SPE-Gulf Coast Section Helps its Members Transition their Careers

Despite the effects of a harsh industry downturn, one organization is choosing to be proactive with its members while the world waits on signs of a recovery.

The Society of Petroleum Engineers – Gulf Coast Section (SPE-GCS) launched the Members in Transition (MiT) initiative in February to assist its members who are searching for jobs in the wake of low commodity prices and a challenging job market. Through monthly seminars, access to software training and an opportunity to acquire funding for entrepreneurial endeavors, SPE-GCS is helping members in their career transitions.

“The valuable part of having a monthly seminar series is people can join a group of colleagues who are in similar circumstances and share best practices,” C. Susan Howes, chair of the committee for MiT, told Rigzone. “The good news is that some people are finding jobs.
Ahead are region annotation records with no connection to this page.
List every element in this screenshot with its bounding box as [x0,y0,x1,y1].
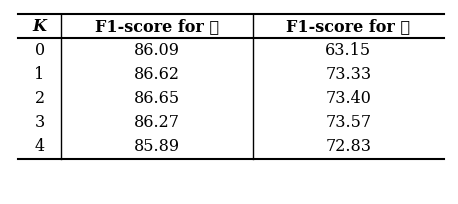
Text: 2: 2 [34,90,45,107]
Text: 0: 0 [34,42,45,59]
Text: 73.57: 73.57 [325,114,371,131]
Text: K: K [33,18,47,35]
Text: 86.65: 86.65 [134,90,180,107]
Text: 73.33: 73.33 [325,66,371,83]
Text: 73.40: 73.40 [326,90,371,107]
Text: 3: 3 [34,114,45,131]
Text: 63.15: 63.15 [325,42,371,59]
Text: F1-score for ①: F1-score for ① [95,18,219,35]
Text: 72.83: 72.83 [326,138,371,155]
Text: F1-score for ②: F1-score for ② [286,18,410,35]
Text: 4: 4 [34,138,45,155]
Text: 85.89: 85.89 [134,138,180,155]
Text: 86.09: 86.09 [134,42,180,59]
Text: 1: 1 [34,66,45,83]
Text: 86.62: 86.62 [134,66,180,83]
Text: 86.27: 86.27 [134,114,180,131]
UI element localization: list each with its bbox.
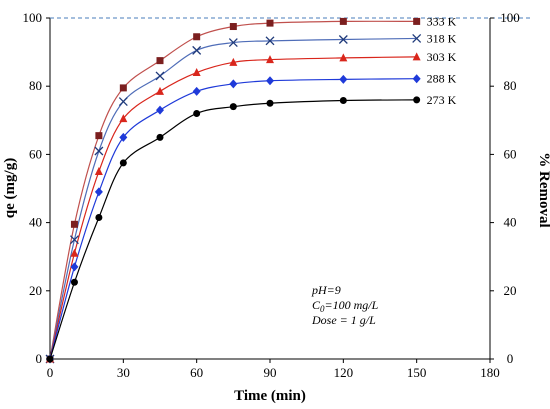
data-point-303k <box>266 55 274 64</box>
annotation-concentration: C0=100 mg/L <box>312 298 379 314</box>
series-line-333k <box>49 20 417 360</box>
y2-axis-title: % Removal <box>536 152 550 227</box>
y2-tick-label: 60 <box>504 146 517 161</box>
series-label-318k: 318 K <box>427 31 457 45</box>
x-tick-label: 30 <box>117 365 130 380</box>
series-label-288k: 288 K <box>427 72 457 86</box>
data-point-273k <box>193 109 201 117</box>
data-point-303k <box>70 248 79 257</box>
data-point-273k <box>413 96 421 104</box>
series-label-333k: 333 K <box>427 14 457 28</box>
x-marker-stroke <box>412 34 422 43</box>
x-tick-label: 180 <box>480 365 500 380</box>
data-point-273k <box>119 159 127 167</box>
x-marker-stroke <box>265 36 275 46</box>
data-point-273k <box>156 133 164 141</box>
data-point-318k <box>118 97 128 107</box>
data-point-318k <box>94 146 104 156</box>
data-point-288k <box>229 79 238 89</box>
x-marker-stroke <box>228 38 238 48</box>
data-point-333k <box>156 57 164 65</box>
series-line-303k <box>49 56 417 360</box>
y-tick-label: 0 <box>36 351 43 366</box>
data-point-273k <box>266 99 274 107</box>
data-point-318k <box>265 36 275 46</box>
data-point-333k <box>70 220 78 228</box>
y2-tick-label: 100 <box>500 10 520 25</box>
x-marker-stroke <box>118 97 128 107</box>
data-point-333k <box>229 23 237 31</box>
x-tick-label: 120 <box>334 365 354 380</box>
data-point-318k <box>155 71 165 81</box>
data-point-303k <box>339 53 348 62</box>
annotation-c-value: =100 mg/L <box>325 298 379 312</box>
data-point-273k <box>70 278 78 286</box>
x-marker-stroke <box>192 45 202 55</box>
series-label-303k: 303 K <box>427 50 457 64</box>
x-marker-stroke <box>94 146 104 156</box>
series-label-273k: 273 K <box>427 93 457 107</box>
data-point-273k <box>229 103 237 111</box>
annotation-c-symbol: C <box>312 298 321 312</box>
data-point-273k <box>95 213 103 221</box>
data-point-288k <box>266 76 274 86</box>
y-tick-label: 60 <box>29 146 42 161</box>
data-point-318k <box>69 235 79 245</box>
data-point-303k <box>229 57 238 66</box>
data-point-288k <box>192 86 201 96</box>
data-point-333k <box>413 17 421 25</box>
data-point-318k <box>338 35 348 44</box>
data-point-288k <box>339 74 348 84</box>
data-point-288k <box>70 262 79 272</box>
data-point-303k <box>156 86 164 95</box>
y-tick-label: 80 <box>29 78 42 93</box>
annotation-c-subscript: 0 <box>320 304 325 314</box>
data-point-333k <box>193 33 201 41</box>
series-line-273k <box>49 99 417 360</box>
x-tick-label: 90 <box>264 365 277 380</box>
series-labels: 333 K 318 K 303 K 288 K 273 K <box>427 14 457 106</box>
data-point-333k <box>266 19 274 27</box>
series-line-288k <box>49 78 417 360</box>
conditions-annotation: pH=9 C0=100 mg/L Dose = 1 g/L <box>311 283 379 327</box>
plot-frame <box>49 18 491 360</box>
x-tick-label: 150 <box>407 365 427 380</box>
data-point-303k <box>94 166 103 175</box>
data-point-303k <box>192 68 201 77</box>
data-point-333k <box>119 84 127 92</box>
x-marker-stroke <box>338 35 348 44</box>
data-point-288k <box>94 187 103 197</box>
data-point-333k <box>95 132 103 140</box>
x-marker-stroke <box>155 71 165 81</box>
annotation-dose: Dose = 1 g/L <box>311 313 376 327</box>
x-axis-title: Time (min) <box>234 388 306 404</box>
y-tick-label: 40 <box>29 215 42 230</box>
annotation-ph: pH=9 <box>311 283 341 297</box>
data-point-318k <box>412 34 422 43</box>
data-point-288k <box>412 74 421 84</box>
x-marker-stroke <box>69 235 79 245</box>
data-point-318k <box>228 38 238 48</box>
y-tick-label: 20 <box>29 283 42 298</box>
data-point-288k <box>156 105 164 115</box>
data-point-273k <box>339 97 347 105</box>
y2-tick-label: 40 <box>504 215 517 230</box>
y2-tick-label: 20 <box>504 283 517 298</box>
axis-ticks: 0 30 60 90 120 150 180 0 20 40 60 80 100 0 20 40 60 80 100 <box>23 10 520 380</box>
y2-tick-label: 0 <box>507 351 514 366</box>
data-point-288k <box>119 132 128 142</box>
y-axis-title: qe (mg/g) <box>2 158 18 218</box>
y2-tick-label: 80 <box>504 78 517 93</box>
y-tick-label: 100 <box>23 10 43 25</box>
x-tick-label: 60 <box>190 365 203 380</box>
data-point-333k <box>339 17 347 25</box>
data-point-303k <box>119 114 128 123</box>
x-tick-label: 0 <box>47 365 54 380</box>
data-point-303k <box>412 52 421 61</box>
data-point-318k <box>192 45 202 55</box>
series-markers <box>45 17 422 364</box>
It’s a positive opportunity to share and collaborate with colleagues as well as offer tips and tricks.”

C. Susan Howes
C. Susan Howes, Committee Chair, Members in Transition
Committee Chair, Members in Transition

The seminar topics range from practical, such as how to write your resume, to inspirational, such as how to start your own consulting business.

The MiT initiative also looks to foster the influx of entrepreneurs, which often blooms during industry disruptions.

Disruptions “cause people to rethink the standard process or way of doing things and look for ways to do them more effectively and efficiently,” Howes said. “That’s where there will be some entrepreneurial ventures that start as a result of this.”

The Ideas Launch Pad (ILP), an essential part of the initiative, is in partnership with the Houston Technology Center, a Houston-based business incubator.

“Several of our leaders in SPE-GCS have been active in working with the HTC and saw an opportunity to really shepherd more projects to HTC – to really provide us a pipeline to bring those good ideas to fruition,” Howes said.

After the SPE-GCS chairman wrote a column calling for members to put forth their abstract ideas, they began rolling in. A committee meets regularly to review the abstracts. The ideas deemed the best are then sent to the HTC and the prospective entrepreneurs have an opportunity to pitch their ideas. If they become an HTC client, they’ll qualify to benefit from the incubation process aimed at securing angel and/or venture capital funding.

SPE-GCS chair Dr. Ivor R. Ellul said the organization currently has four ideas progressing through the HTC – Enhanced Oil Recovery, drilling technology, real-time drilling decision-making and airborne facility monitoring.

Gauging the life span on the MiT initiative isn’t black and white. Though the free access to software won’t last forever, Howes said the help for entrepreneurs is more evergreen, and something SPE-GCS hopes to continue.

“Having a focus on entrepreneurialism and starting small businesses in the Houston area is really valuable … it can work for senior, experienced people as well as younger people right out of college,” she said.

MiT’s monthly seminars are open to the public (non SPE-members) and are held the first Friday of every month.